The Dark Side of Healthcare
Most people don’t realize what it is like to maintain a private practice in today’s health care climate. I applaud and honor any physician who has the courage and audacity to do so. As a private practitioner myself, I know and love the challenges of growing and maintaining a medical practice. I know what it takes to swim upstream and settle for a fraction of what employed physicians get paid. The trade-off they make is a large salary with little to no freedom to work from the soul. They work for a system that is heartless and expects them to meet quarterly projections. Many physicians feel trapped by the organizational limitations placed upon them, but have difficulty leaving to work independently.

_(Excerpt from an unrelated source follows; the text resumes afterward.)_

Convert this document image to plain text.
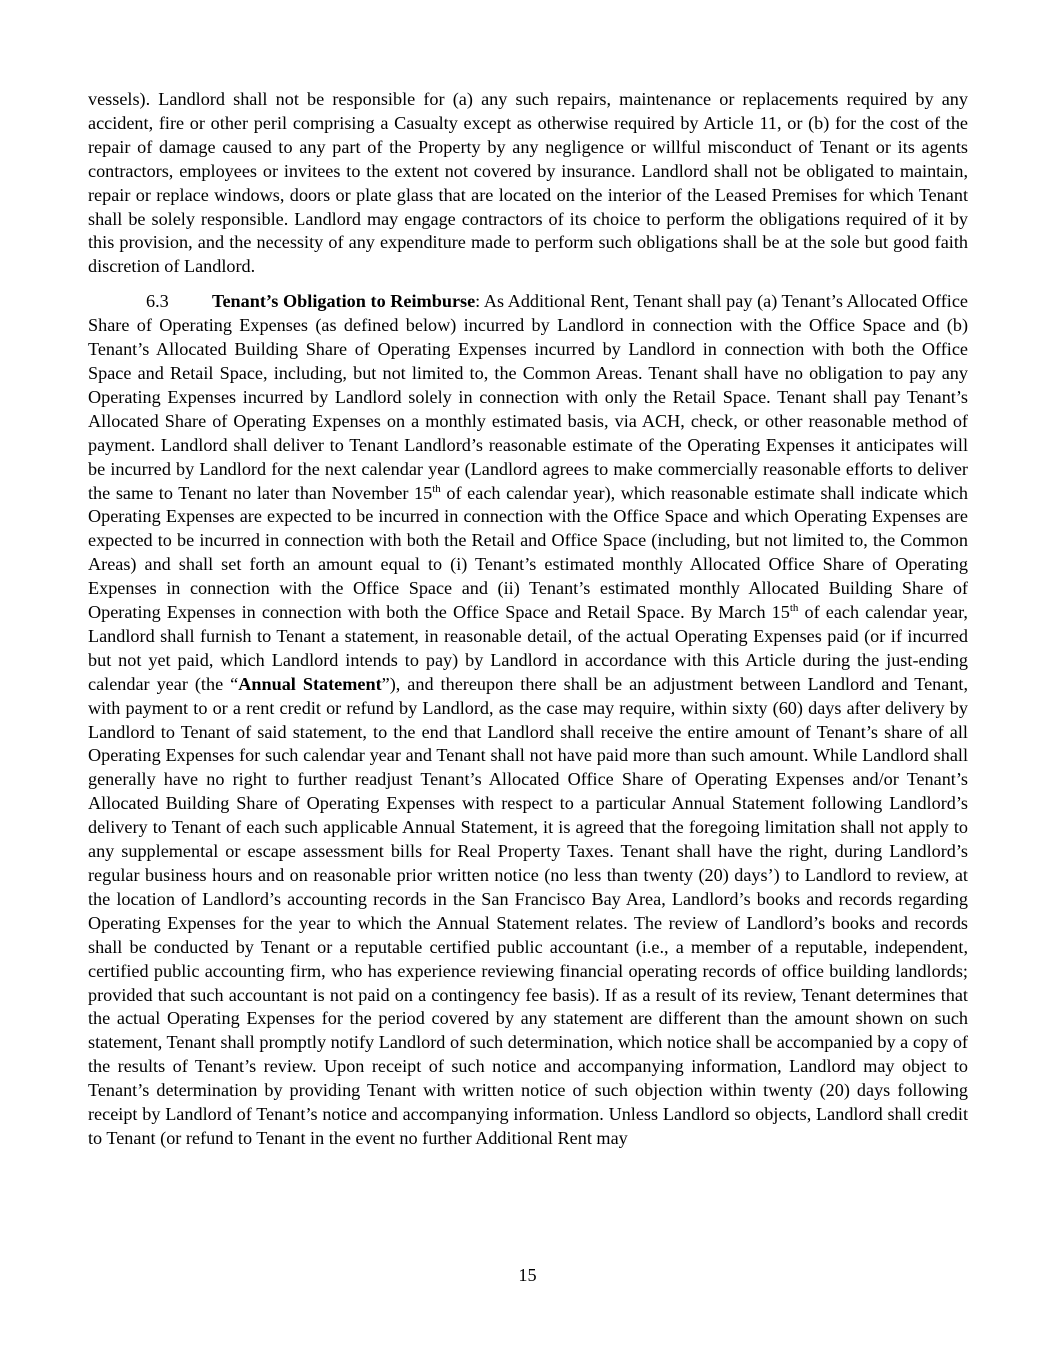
vessels). Landlord shall not be responsible for (a) any such repairs, maintenance or replacements required by any accident, fire or other peril comprising a Casualty except as otherwise required by Article 11, or (b) for the cost of the repair of damage caused to any part of the Property by any negligence or willful misconduct of Tenant or its agents contractors, employees or invitees to the extent not covered by insurance. Landlord shall not be obligated to maintain, repair or replace windows, doors or plate glass that are located on the interior of the Leased Premises for which Tenant shall be solely responsible. Landlord may engage contractors of its choice to perform the obligations required of it by this provision, and the necessity of any expenditure made to perform such obligations shall be at the sole but good faith discretion of Landlord.

6.3 Tenant’s Obligation to Reimburse: As Additional Rent, Tenant shall pay (a) Tenant’s Allocated Office Share of Operating Expenses (as defined below) incurred by Landlord in connection with the Office Space and (b) Tenant’s Allocated Building Share of Operating Expenses incurred by Landlord in connection with both the Office Space and Retail Space, including, but not limited to, the Common Areas. Tenant shall have no obligation to pay any Operating Expenses incurred by Landlord solely in connection with only the Retail Space. Tenant shall pay Tenant’s Allocated Share of Operating Expenses on a monthly estimated basis, via ACH, check, or other reasonable method of payment. Landlord shall deliver to Tenant Landlord’s reasonable estimate of the Operating Expenses it anticipates will be incurred by Landlord for the next calendar year (Landlord agrees to make commercially reasonable efforts to deliver the same to Tenant no later than November 15th of each calendar year), which reasonable estimate shall indicate which Operating Expenses are expected to be incurred in connection with the Office Space and which Operating Expenses are expected to be incurred in connection with both the Retail and Office Space (including, but not limited to, the Common Areas) and shall set forth an amount equal to (i) Tenant’s estimated monthly Allocated Office Share of Operating Expenses in connection with the Office Space and (ii) Tenant’s estimated monthly Allocated Building Share of Operating Expenses in connection with both the Office Space and Retail Space. By March 15th of each calendar year, Landlord shall furnish to Tenant a statement, in reasonable detail, of the actual Operating Expenses paid (or if incurred but not yet paid, which Landlord intends to pay) by Landlord in accordance with this Article during the just-ending calendar year (the “Annual Statement”), and thereupon there shall be an adjustment between Landlord and Tenant, with payment to or a rent credit or refund by Landlord, as the case may require, within sixty (60) days after delivery by Landlord to Tenant of said statement, to the end that Landlord shall receive the entire amount of Tenant’s share of all Operating Expenses for such calendar year and Tenant shall not have paid more than such amount. While Landlord shall generally have no right to further readjust Tenant’s Allocated Office Share of Operating Expenses and/or Tenant’s Allocated Building Share of Operating Expenses with respect to a particular Annual Statement following Landlord’s delivery to Tenant of each such applicable Annual Statement, it is agreed that the foregoing limitation shall not apply to any supplemental or escape assessment bills for Real Property Taxes. Tenant shall have the right, during Landlord’s regular business hours and on reasonable prior written notice (no less than twenty (20) days’) to Landlord to review, at the location of Landlord’s accounting records in the San Francisco Bay Area, Landlord’s books and records regarding Operating Expenses for the year to which the Annual Statement relates. The review of Landlord’s books and records shall be conducted by Tenant or a reputable certified public accountant (i.e., a member of a reputable, independent, certified public accounting firm, who has experience reviewing financial operating records of office building landlords; provided that such accountant is not paid on a contingency fee basis). If as a result of its review, Tenant determines that the actual Operating Expenses for the period covered by any statement are different than the amount shown on such statement, Tenant shall promptly notify Landlord of such determination, which notice shall be accompanied by a copy of the results of Tenant’s review. Upon receipt of such notice and accompanying information, Landlord may object to Tenant’s determination by providing Tenant with written notice of such objection within twenty (20) days following receipt by Landlord of Tenant’s notice and accompanying information. Unless Landlord so objects, Landlord shall credit to Tenant (or refund to Tenant in the event no further Additional Rent may

15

It would be accurate to say that private practitioners belong to a sacred tribe, one that is preserving the heart and soul of Medicine. I have experienced being an employed physician long enough to know that the heart and soul of medicine are absent in corporate health care. After 6 years of practicing in that setting, I left that system and have never looked back. I remember the immense initial adjustment this took. I had to rearrange my definition of success and put meaning in the forefront. I remember feeling the tension between the financial freedom that being an employed physician offered versus the financial stresses of being in private practice. I also remembered the tension between what the ‘system’ expected of me –patient numbers- and my longing to be able to truly connect with my patients – a sense of meaning. I opted for the latter, sacrificing the former. The payoff was priceless. 15 years later, I can’t imagine working any other way. My life is simple and sustainable. My medical practice also operates from a model of sustainability. Most importantly, I don’t work for the medical system’s financial projections. I work to serve my patients, the vocation of medicine and the health of my community.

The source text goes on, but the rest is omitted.